As sector demand continues to shift toward these smaller, off-site facilities, institutions expect greater flexibility from their project teams in terms of schedules, costs and whatever unforeseen events may arise, speakers said. These institutions also expect to be given a full picture of costs before the work starts.

"Tell us the bad news at the beginning.… Don't tell us at the end that we need new risers or whatever to support the design," said Marsha Powell, engineering services director at the NYC Health and Hospitals Corp. "Our mandate from our board now is to know what projects cost."

At the After Sandy: Recovery and Resiliency at NYC's Hospitals conference, panelists involved with four waterfront hospitals that were devastated by the October 2012 storm said that, while some progress has been made since then, more work is required. After Sandy's waters surged through these facilities, forcing evacuations and multiweek shutdowns, the hospitals are rebuilding to higher standards—and higher floors—and taking into account other severe weather events.

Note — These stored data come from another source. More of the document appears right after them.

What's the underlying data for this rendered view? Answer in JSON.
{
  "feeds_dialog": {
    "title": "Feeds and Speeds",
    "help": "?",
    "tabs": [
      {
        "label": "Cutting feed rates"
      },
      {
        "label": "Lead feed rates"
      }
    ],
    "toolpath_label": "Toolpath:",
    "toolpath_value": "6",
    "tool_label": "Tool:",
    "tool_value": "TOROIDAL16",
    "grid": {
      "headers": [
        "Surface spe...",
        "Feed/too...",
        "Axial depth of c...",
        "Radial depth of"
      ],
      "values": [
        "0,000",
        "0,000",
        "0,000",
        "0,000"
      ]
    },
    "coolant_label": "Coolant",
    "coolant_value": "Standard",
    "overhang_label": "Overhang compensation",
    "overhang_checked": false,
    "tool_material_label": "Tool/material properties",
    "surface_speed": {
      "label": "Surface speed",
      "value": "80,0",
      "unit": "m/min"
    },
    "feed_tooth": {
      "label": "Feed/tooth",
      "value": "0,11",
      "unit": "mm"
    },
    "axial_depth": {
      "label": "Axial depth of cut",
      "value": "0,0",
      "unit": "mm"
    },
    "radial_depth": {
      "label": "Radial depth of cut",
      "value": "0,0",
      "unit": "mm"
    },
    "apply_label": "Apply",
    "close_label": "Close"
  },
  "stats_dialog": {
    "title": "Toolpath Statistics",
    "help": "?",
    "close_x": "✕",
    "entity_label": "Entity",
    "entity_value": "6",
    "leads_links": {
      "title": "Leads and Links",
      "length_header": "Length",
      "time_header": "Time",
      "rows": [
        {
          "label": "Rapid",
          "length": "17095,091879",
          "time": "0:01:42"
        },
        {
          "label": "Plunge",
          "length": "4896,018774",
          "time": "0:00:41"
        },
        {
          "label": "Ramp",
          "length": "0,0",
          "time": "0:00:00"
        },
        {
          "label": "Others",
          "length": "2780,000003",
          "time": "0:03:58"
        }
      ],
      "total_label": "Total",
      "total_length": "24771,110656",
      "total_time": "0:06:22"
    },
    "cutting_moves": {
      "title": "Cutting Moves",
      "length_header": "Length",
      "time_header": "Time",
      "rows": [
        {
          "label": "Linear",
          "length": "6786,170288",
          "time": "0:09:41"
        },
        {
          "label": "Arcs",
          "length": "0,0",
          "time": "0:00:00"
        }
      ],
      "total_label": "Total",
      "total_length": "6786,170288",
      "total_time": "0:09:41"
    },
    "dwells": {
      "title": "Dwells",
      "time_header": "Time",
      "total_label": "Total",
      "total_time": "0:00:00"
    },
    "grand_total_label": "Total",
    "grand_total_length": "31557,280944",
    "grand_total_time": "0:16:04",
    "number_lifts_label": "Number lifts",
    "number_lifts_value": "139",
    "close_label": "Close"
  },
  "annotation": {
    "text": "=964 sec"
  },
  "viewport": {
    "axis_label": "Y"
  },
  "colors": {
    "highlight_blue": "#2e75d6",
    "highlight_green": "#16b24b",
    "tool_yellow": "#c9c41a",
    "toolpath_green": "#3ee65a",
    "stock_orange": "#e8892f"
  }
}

"We've had tornados, earthquakes and two hurricanes. It always feels like something new," said Daniel Zarrilli, resiliency director in the New York City mayor's office."So, we have to make sure to not always focus on what's happened last but take an all-hazards approach."

While the city has been criticized for moving slowly after the storm, it pledged $20 billion last year to enact 257 initiatives, including safeguarding infrastructure. Most of that total has now been funded, he said.